Protestantism and capitalism

Max Weber, the German sociologist in his The Protestant Ethic and the Spirit of Capitalism (1905, but not translated into English until 1930) associated Protestantism with capitalism, based on deep cultural notions around hard work and just reward. It is tempting to think today that the EU is the ultimate Catholic power (recently blessed, and lectured, by the Pope); while Trump-Brexit are dissident Protestants. Catholic majority cultures have a predisposition to state socialism; Protestants love profit.

It is dangerous to stereotype but this cultural difference is still important. Catholics (South Europeans, including Bavarians but not Greeks) have a higher tolerance for ambiguity (which can be a strength). This makes for looser accounting standards. (And, as Professor Starkey says, corruption – but that harsh).

Brexit trade negotiations: What happens next?
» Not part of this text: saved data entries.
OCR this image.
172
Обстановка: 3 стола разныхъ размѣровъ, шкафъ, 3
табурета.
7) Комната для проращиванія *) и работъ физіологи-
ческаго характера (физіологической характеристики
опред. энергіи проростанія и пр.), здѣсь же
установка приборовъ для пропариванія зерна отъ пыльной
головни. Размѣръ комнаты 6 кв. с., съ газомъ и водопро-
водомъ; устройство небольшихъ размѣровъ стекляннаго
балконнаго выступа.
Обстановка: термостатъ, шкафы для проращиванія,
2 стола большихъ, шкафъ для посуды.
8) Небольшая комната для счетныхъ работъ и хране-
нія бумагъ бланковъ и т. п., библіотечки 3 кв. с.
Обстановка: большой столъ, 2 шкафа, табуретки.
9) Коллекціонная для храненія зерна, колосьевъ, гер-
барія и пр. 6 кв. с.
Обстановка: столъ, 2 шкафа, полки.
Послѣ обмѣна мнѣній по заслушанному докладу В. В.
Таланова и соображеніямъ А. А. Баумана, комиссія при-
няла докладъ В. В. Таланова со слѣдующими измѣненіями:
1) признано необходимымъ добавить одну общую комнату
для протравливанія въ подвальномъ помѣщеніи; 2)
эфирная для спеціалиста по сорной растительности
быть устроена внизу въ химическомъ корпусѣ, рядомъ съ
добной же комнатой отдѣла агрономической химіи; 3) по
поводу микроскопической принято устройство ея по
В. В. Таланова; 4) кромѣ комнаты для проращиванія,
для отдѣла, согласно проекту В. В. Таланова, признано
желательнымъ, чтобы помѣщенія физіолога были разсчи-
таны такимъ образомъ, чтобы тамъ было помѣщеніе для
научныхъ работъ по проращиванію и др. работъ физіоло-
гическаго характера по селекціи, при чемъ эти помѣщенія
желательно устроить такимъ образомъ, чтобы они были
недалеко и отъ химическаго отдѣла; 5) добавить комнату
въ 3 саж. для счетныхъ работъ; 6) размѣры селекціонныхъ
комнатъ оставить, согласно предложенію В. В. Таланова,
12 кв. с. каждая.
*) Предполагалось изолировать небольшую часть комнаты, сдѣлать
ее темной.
Currently, about 45 percent of UK exports go to the EU, though if you include the five EFTA countries and those countries with which the EU has signed trade agreements that figure rises to about 60 percent. That means any necessary re-configuration of Britain’s existing trading relations could be painful.

That said, Britain is probably better placed to make such a transition than any other EU country. This is thanks to historical ties with the Commonwealth, its remarkable soft power (from TV formats to the global pull of its universities), its world language and the far-flung British diaspora (not least in the USA).

Lord Price, a UK government trade minister has talked of a second Elizabethan age. Once we leave there will be 15 percent of the world economy inside the EU and 85 percent outside. A slew of great nations, principally in the Anglosphere, including India, have expressed interest in dynamic trade relations with the UK. Russia – which was an important trading partner for the half century before WWI – would welcome a closer relationship, if the current UK government could attenuate its hostility towards Moscow. (Much complicated by the Syrian issue, I admit)

The downside is that the three huge economies with which we shall have to curry favour – China, India and the USA – have increasingly protectionist instincts, especially when it comes to basic industries like agriculture.

There will always be those who argue that trade is essentially determined by geography. Nations will trade most with other nations with which they are immediate neighbours. That was certainly what Ted Heath believed when he led Britain into the Common Market in 1972. And then there are those who argue that cultural affiliation is the key driver to trade – which leads us in the direction of closer cooperation with other English-speaking nations.

But given that 80 percent of our economy is driven by services – many of those IT related – the argument for geographical proximity breaks down. It is the same transaction for Sage PLC (LON:SGE) to provide a software upgrade for a customer in Calais as for one in Christ Church, New Zealand, some 12,000 miles further away from Gateshead. In an information economy, geographical contiguity counts for much less than cultural affinity. How many Harry Potter books were sold in France, as compared to the USA? How many Game of Thrones fans are there in Germany, as opposed to Australia?

Fintech, about which I have written extensively in these pages, is a case in point. London and Mumbai are Fintech hubs. The challenge ahead for the UK is to shape trade agreements which stimulate the export of value added services in developing economies – India at the fore.

Lessons for investors

The first lesson for investors is that Britain was never likely to settle down into a cosy ever-closer-union with its Catholic, Socialist European neighbours. The more Napoleonic Europe became, the more likely that the British would opt out.

The second lesson is that the European powers have been trying on and off to stymie English and then British trade for the last 500 years. And yet, despite our separateness, our economic and cultural importance always forces them to close a deal in the end.

The Rubicon has been crossed, however. Brexit will not be a single event but rather a chain reaction lasting many years – just like the break with Rome.